Few people believe the banks will voluntarily leave fossil-fuel money on the table in order to meet their voluntary NZBA commitments. Legislation would be a welcome way to speed things up.
-Matt Price, co-founder of Investors for Paris Compliance
“Banks understand that the financial sector is central to securing the transition to a low-carbon economy, mitigating the financial risks of climate change, and ensuring the continued resilience of our country’s financial system,” CBA spokesman Mathieu Labrèche said in an emailed statement. “Banks also acknowledge that firm commitments are required to accelerate clean economic growth in Canada and to meet the ambitious goal of a net-zero economy by 2050.”

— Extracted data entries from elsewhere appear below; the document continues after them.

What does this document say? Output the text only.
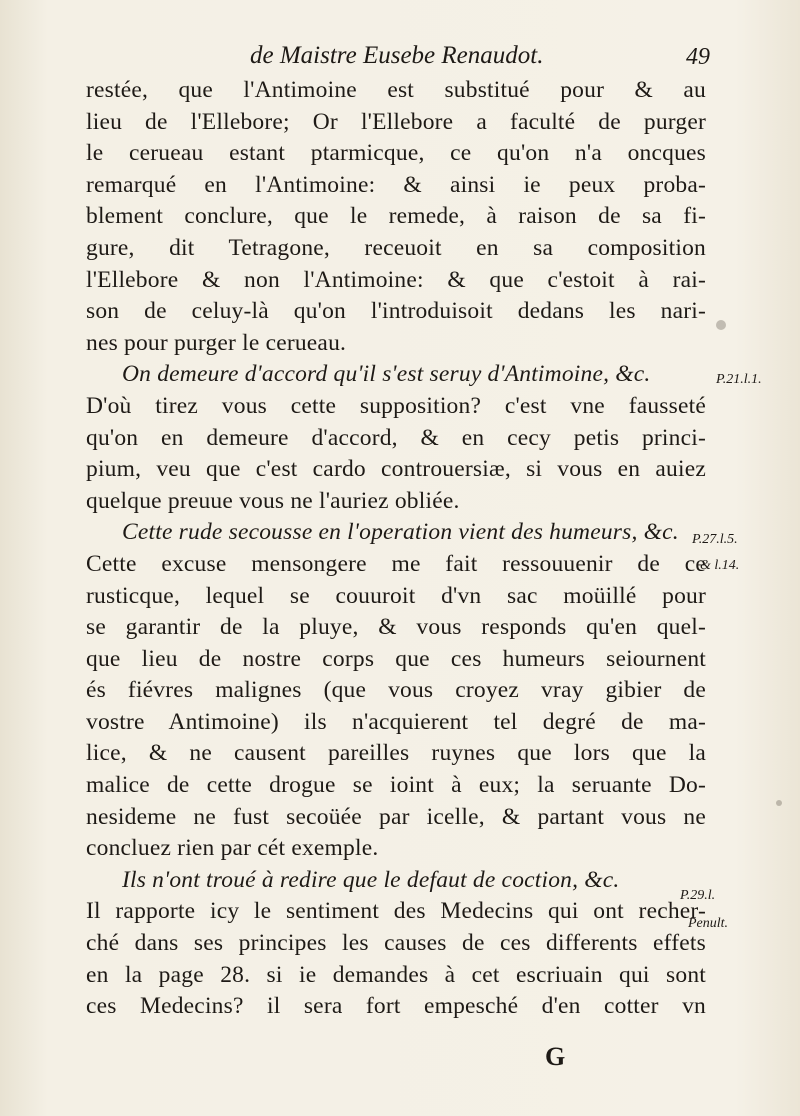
de Maistre Eusebe Renaudot.	49
restée, que l'Antimoine est substitué pour & au
lieu de l'Ellebore; Or l'Ellebore a faculté de purger
le cerueau estant ptarmicque, ce qu'on n'a oncques
remarqué en l'Antimoine: & ainsi ie peux proba-
blement conclure, que le remede, à raison de sa fi-
gure, dit Tetragone, receuoit en sa composition
l'Ellebore & non l'Antimoine: & que c'estoit à rai-
son de celuy-là qu'on l'introduisoit dedans les nari-
nes pour purger le cerueau.
On demeure d'accord qu'il s'est seruy d'Antimoine, &c.
D'où tirez vous cette supposition? c'est vne fausseté
qu'on en demeure d'accord, & en cecy petis princi-
pium, veu que c'est cardo controuersiæ, si vous en auiez
quelque preuue vous ne l'auriez obliée.
Cette rude secousse en l'operation vient des humeurs, &c.
Cette excuse mensongere me fait ressouuenir de ce
rusticque, lequel se couuroit d'vn sac moüillé pour
se garantir de la pluye, & vous responds qu'en quel-
que lieu de nostre corps que ces humeurs seiournent
és fiévres malignes (que vous croyez vray gibier de
vostre Antimoine) ils n'acquierent tel degré de ma-
lice, & ne causent pareilles ruynes que lors que la
malice de cette drogue se ioint à eux; la seruante Do-
nesideme ne fust secoüée par icelle, & partant vous ne
concluez rien par cét exemple.
Ils n'ont troué à redire que le defaut de coction, &c.
Il rapporte icy le sentiment des Medecins qui ont recher-
ché dans ses principes les causes de ces differents effets
en la page 28. si ie demandes à cet escriuain qui sont
ces Medecins? il sera fort empesché d'en cotter vn
P.21.l.1.
P.27.l.5.
& l.14.
P.29.l.
Penult.
G
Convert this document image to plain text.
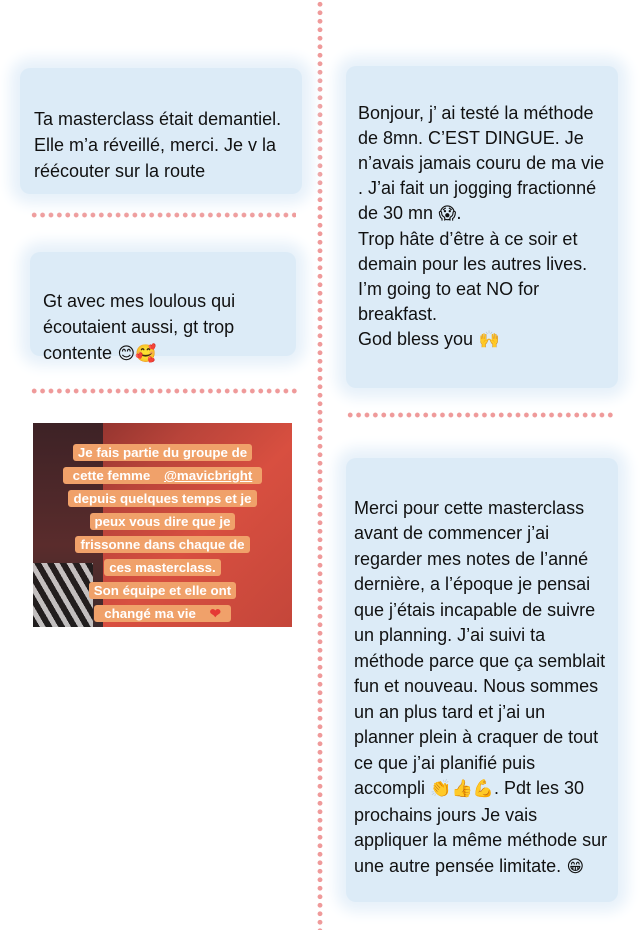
Ta masterclass était demantiel. Elle m’a réveillé, merci. Je v la réécouter sur la route

Gt avec mes loulous qui écoutaient aussi, gt trop contente 😊🥰

Je fais partie du groupe de
cette femme @mavicbright
depuis quelques temps et je
peux vous dire que je
frissonne dans chaque de
ces masterclass.
Son équipe et elle ont
changé ma vie ❤

Bonjour, j’ ai testé la méthode de 8mn. C’EST DINGUE. Je n’avais jamais couru de ma vie . J’ai fait un jogging fractionné de 30 mn 😱.
Trop hâte d’être à ce soir et demain pour les autres lives.
I’m going to eat NO for breakfast.
God bless you 🙌

Merci pour cette masterclass avant de commencer j’ai regarder mes notes de l’anné dernière, a l’époque je pensai que j’étais incapable de suivre un planning. J’ai suivi ta méthode parce que ça semblait fun et nouveau. Nous sommes un an plus tard et j’ai un planner plein à craquer de tout ce que j’ai planifié puis accompli 👏👍💪. Pdt les 30 prochains jours Je vais appliquer la même méthode sur une autre pensée limitate. 😁
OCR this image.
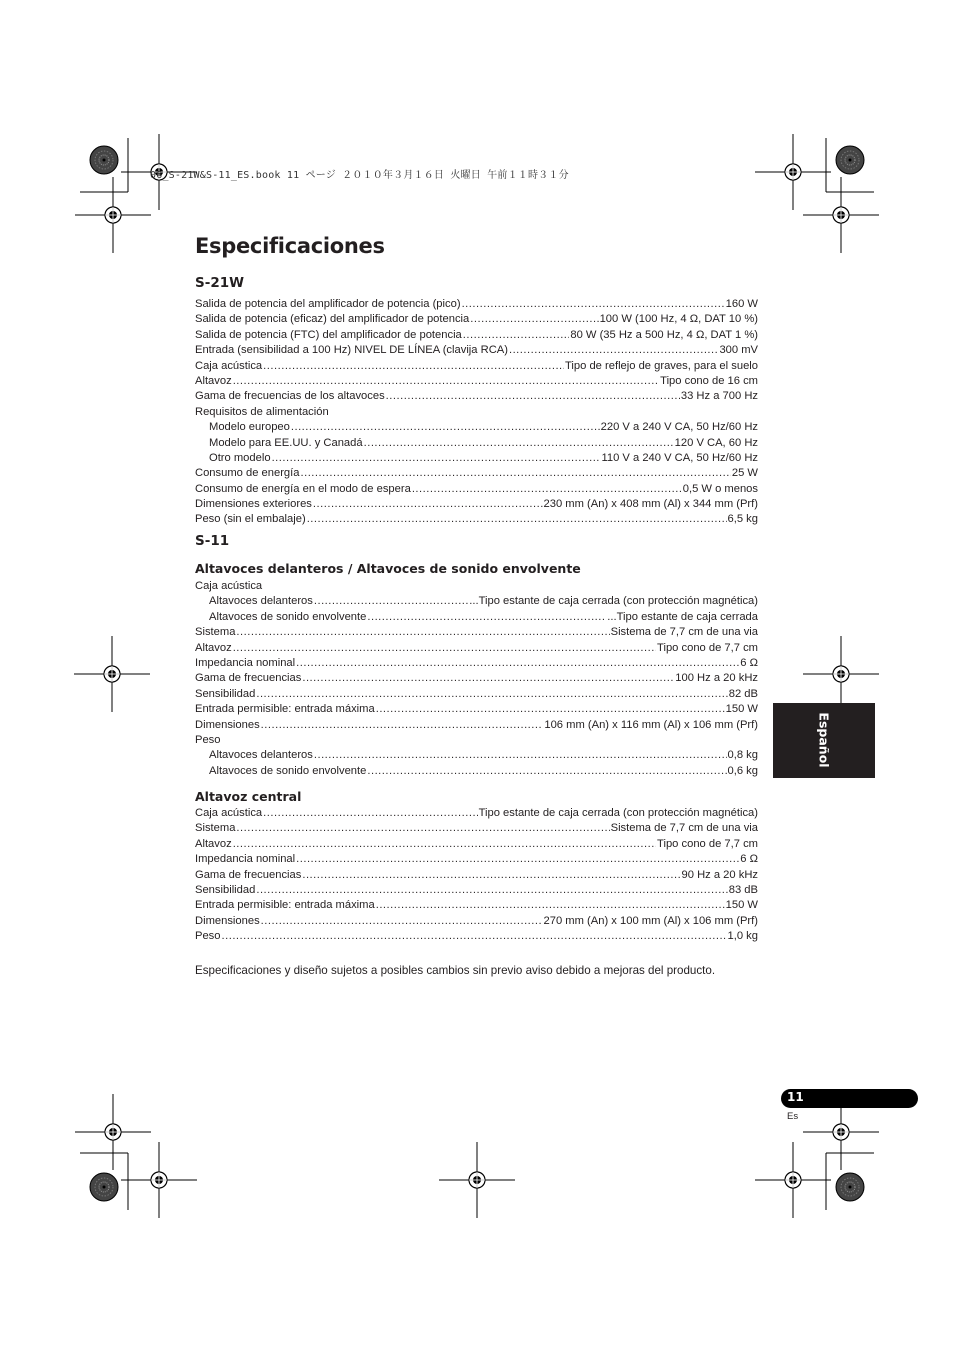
06_S-21W&S-11_ES.book 11 ページ ２０１０年３月１６日 火曜日 午前１１時３１分
Especificaciones
S-21W
Salida de potencia del amplificador de potencia (pico) .....	160 W
Salida de potencia (eficaz) del amplificador de potencia .....	100 W (100 Hz, 4 Ω, DAT 10 %)
Salida de potencia (FTC) del amplificador de potencia .....	80 W (35 Hz a 500 Hz, 4 Ω, DAT 1 %)
Entrada (sensibilidad a 100 Hz) NIVEL DE LÍNEA (clavija RCA) .....	300 mV
Caja acústica .....	Tipo de reflejo de graves, para el suelo
Altavoz .....	Tipo cono de 16 cm
Gama de frecuencias de los altavoces .....	33 Hz a 700 Hz
Requisitos de alimentación
Modelo europeo .....	220 V a 240 V CA, 50 Hz/60 Hz
Modelo para EE.UU. y Canadá .....	120 V CA, 60 Hz
Otro modelo .....	110 V a 240 V CA, 50 Hz/60 Hz
Consumo de energía .....	25 W
Consumo de energía en el modo de espera .....	0,5 W o menos
Dimensiones exteriores .....	230 mm (An) x 408 mm (Al) x 344 mm (Prf)
Peso (sin el embalaje) .....	6,5 kg
S-11
Altavoces delanteros / Altavoces de sonido envolvente
Caja acústica
Altavoces delanteros .....	...Tipo estante de caja cerrada (con protección magnética)
Altavoces de sonido envolvente .....	...Tipo estante de caja cerrada
Sistema .....	Sistema de 7,7 cm de una via
Altavoz .....	Tipo cono de 7,7 cm
Impedancia nominal .....	6 Ω
Gama de frecuencias .....	100 Hz a 20 kHz
Sensibilidad .....	82 dB
Entrada permisible: entrada máxima .....	150 W
Dimensiones .....	106 mm (An) x 116 mm (Al) x 106 mm (Prf)
Peso
Altavoces delanteros .....	0,8 kg
Altavoces de sonido envolvente .....	0,6 kg
Altavoz central
Caja acústica .....	Tipo estante de caja cerrada (con protección magnética)
Sistema .....	Sistema de 7,7 cm de una via
Altavoz .....	Tipo cono de 7,7 cm
Impedancia nominal .....	6 Ω
Gama de frecuencias .....	90 Hz a 20 kHz
Sensibilidad .....	83 dB
Entrada permisible: entrada máxima .....	150 W
Dimensiones .....	270 mm (An) x 100 mm (Al) x 106 mm (Prf)
Peso .....	1,0 kg

Especificaciones y diseño sujetos a posibles cambios sin previo aviso debido a mejoras del producto.

Español
11
Es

He notes that several banks in Canada have begun implementing climate action plans that set specific targets to meet the demands of this global challenge, including committing to climate-related financial disclosures, adapting their risk management frameworks, and reducing financed emissions.
However, none of the plans released to date fully measure up to the pledges the banks made to the NZBA, says Matt Price, who co-founded Investors for Paris Compliance to serve as a watchdog on the banks.
“Few people believe the banks will voluntarily leave fossil-fuel money on the table in order to meet their voluntary NZBA commitments,” Price said in an email. “Legislation would be a welcome way to speed things up – we don’t have time to be dithering over disclosure and the like.”
Galvez’s bill would go far beyond the issue of disclosure and demand systemic change among the regulators, the government’s own financial agencies and the private sector institutions. It would include amendments to legislation covering the Bank of Canada, OSFI, Export Development Canada, the Canada Infrastructure Bank and the Canada Pension Plan Investment Board.
The legislation would require the companies to make annual reports to the federal regulators on action plans, targets and progress on meeting the climate commitments. And it would require climate expertise on corporate boards and the avoidance of conflicts of interest in which a board member is an executive at a company that is itself not aligned with climate-change goals.
“We’re seeing major decarbonization commitments all around the world, including here in Canada,” Galvez says. “So we need as a government to help everybody get there, to get to the starting line and then run the race. And any delay means risk and means losing money.”